Buddha amulets instead of Labubus?

What's fascinating is how the picture of the performative male translates across cultures, how each place grabs it, pokes at it, flips it around, maybe even makes it better. Buddha amulets appear alongside Labubus in the contest promos as essentials a performative male could be interested in wearing. The cheeky detail shows how the concept globe-trots while inevitably staying super Thai at its core.

Gravity in the goof

There’s seriousness in the silliness of it all. Judith Butler’s theory of gender performativity basically says gender isn’t something you are but something you do. We create gender through repeated actions. All these little performances make it seem like we have fixed gender identities, but really we’re building and rebuilding them through what we do, not because they were naturally there to begin with.

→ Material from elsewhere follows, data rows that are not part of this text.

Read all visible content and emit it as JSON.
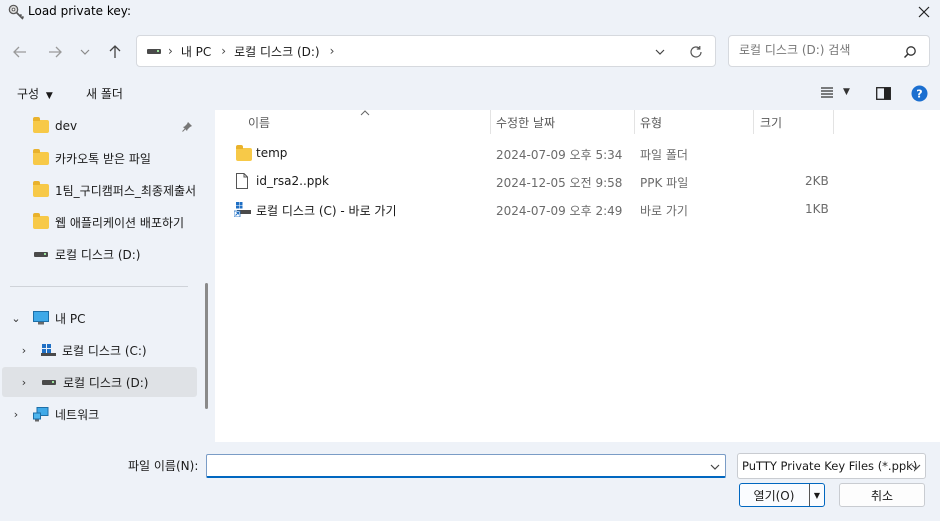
{
  "window": {
    "title": "Load private key:"
  },
  "address": {
    "segments": [
      "내 PC",
      "로컬 디스크 (D:)"
    ]
  },
  "search": {
    "placeholder": "로컬 디스크 (D:) 검색"
  },
  "commandbar": {
    "organize": "구성",
    "new_folder": "새 폴더"
  },
  "sidebar": {
    "pinned": [
      {
        "label": "dev",
        "icon": "folder-icon",
        "pinned": true
      },
      {
        "label": "카카오톡 받은 파일",
        "icon": "folder-icon"
      },
      {
        "label": "1팀_구디캠퍼스_최종제출서",
        "icon": "folder-icon"
      },
      {
        "label": "웹 애플리케이션 배포하기",
        "icon": "folder-icon"
      },
      {
        "label": "로컬 디스크 (D:)",
        "icon": "drive-icon"
      }
    ],
    "tree": [
      {
        "label": "내 PC",
        "icon": "pc-icon",
        "expanded": true
      },
      {
        "label": "로컬 디스크 (C:)",
        "icon": "windows-drive-icon"
      },
      {
        "label": "로컬 디스크 (D:)",
        "icon": "drive-icon",
        "selected": true
      },
      {
        "label": "네트워크",
        "icon": "network-icon"
      }
    ]
  },
  "columns": {
    "name": "이름",
    "modified": "수정한 날짜",
    "type": "유형",
    "size": "크기"
  },
  "files": [
    {
      "name": "temp",
      "modified": "2024-07-09 오후 5:34",
      "type": "파일 폴더",
      "size": "",
      "icon": "folder-icon"
    },
    {
      "name": "id_rsa2..ppk",
      "modified": "2024-12-05 오전 9:58",
      "type": "PPK 파일",
      "size": "2KB",
      "icon": "file-icon"
    },
    {
      "name": "로컬 디스크 (C) - 바로 가기",
      "modified": "2024-07-09 오후 2:49",
      "type": "바로 가기",
      "size": "1KB",
      "icon": "shortcut-icon"
    }
  ],
  "footer": {
    "filename_label": "파일 이름(N):",
    "filename_value": "",
    "filetype": "PuTTY Private Key Files (*.ppk)",
    "open": "열기(O)",
    "cancel": "취소"
  },
  "colors": {
    "accent": "#0067c0",
    "folder": "#f7c948",
    "selected": "#dfe2e6"
  }
}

Other research on this stuff makes you go hmm: when men shake hands with other men, they squeeze 40% harder than they do with women (Mohammadian et al., 2014, Iranian Journal of Public Health). Extra cartilage compression in service of who-knows-what.

Their voices also drop 30 Hz when talking to other men versus women (Royal Society, 2018). Switching vocal gears without thinking. Unconscious method acting, dozens of times daily.


Basically, the performance never stops. Men performing masculinity, women performing femininity, everyone performing gender in ways that feel both chosen and required. The question isn’t whether we perform or not, because we all do.

So the contest isn’t really mockery. It just makes the obvious very visible. These men aren’t being ridiculed for performing masculinity, they’re catching themselves in the act. It’s really nice, actually, when everyone’s in on this whole gender theatre with awareness, choice and, this time, a lot of humour.